Tool errors: “If a tool fails, surface the receipt and attempt once with a different parameter; otherwise escalate.”
Policy conflicts: “If policy blocks an answer, summarize why and suggest a safe alternative.”
These clauses prevent awkward silence and preserve auditability.
Example: a full prompt “bundle”
Bundle prompt text, schema, retrieval policy, and budgets in one artifact.
bundle_id: "support_triage.v7"
model: "gpt-5-large"
system_prompt: |
You triage support messages. Use tools only as declared. Output JSON per schema.
Mask PII in free text. Cite minimal spans.
schema: {"type":"object","required":["summary","category","priority","next_action","citations"],"...": "..."}
retrieval_policy: {k:6, filters:{tag:"kb:certified"}, recency_days:365}
tools: [LookupCustomer, GetOrders, CreateTicket]
budgets: {max_input_tokens:4000, max_output_tokens:500, latency_slo_ms:1500}
flags:
key: "support.triage.bundle"
variants: {"v6":"support_triage.v6","v7":"support_triage.v7"}
tests: "tests/support_triage_golden.yaml"
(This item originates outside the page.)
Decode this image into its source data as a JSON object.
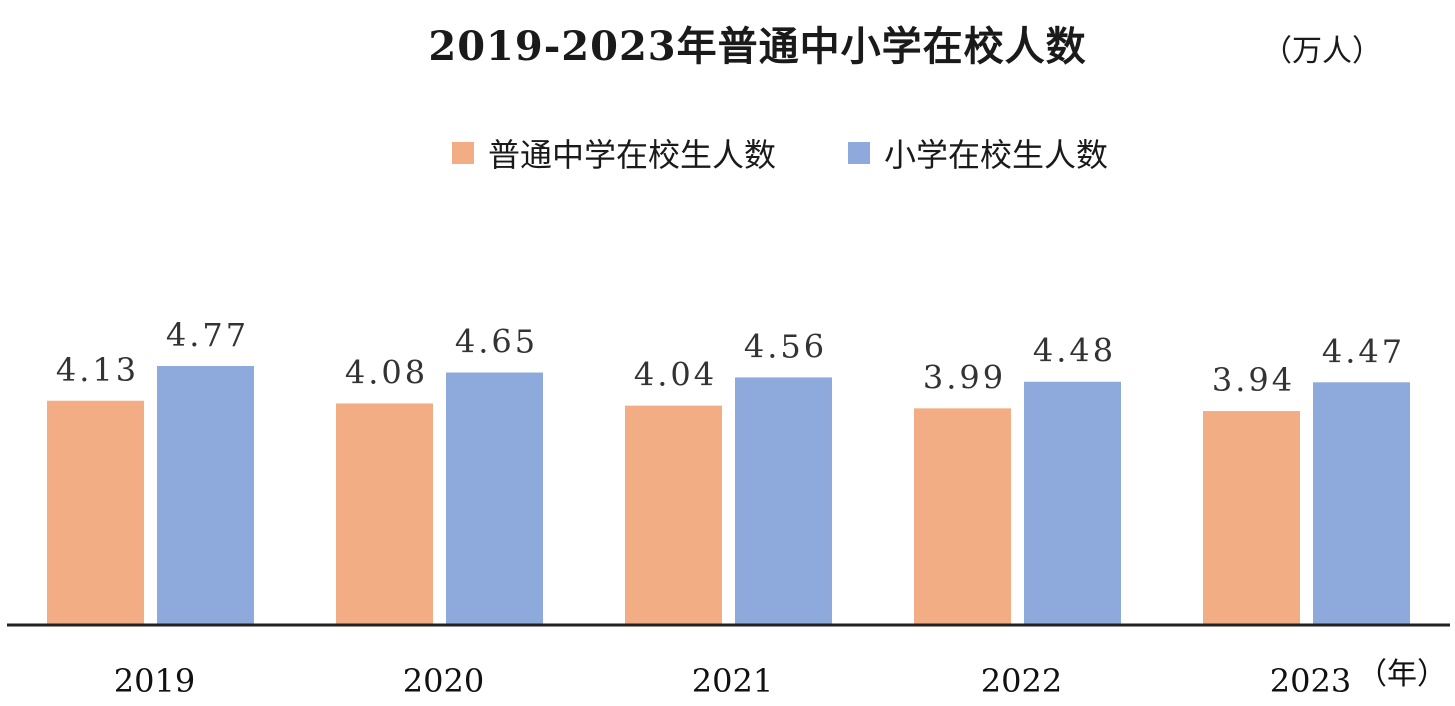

Ship this bundle through your CI pipeline; run goldens; deploy behind a flag; watch guardrails; promote with a receipt.
Conclusion
Production-grade prompt engineering is software engineering: contracts, tests, telemetry, and change control. Keep prompts succinct but explicit, pair them with clean context, measure outcomes, and ship with flags and receipts. Do this, and your prompts won’t just be clever—they’ll be reliable, scalable, and revenue-positive.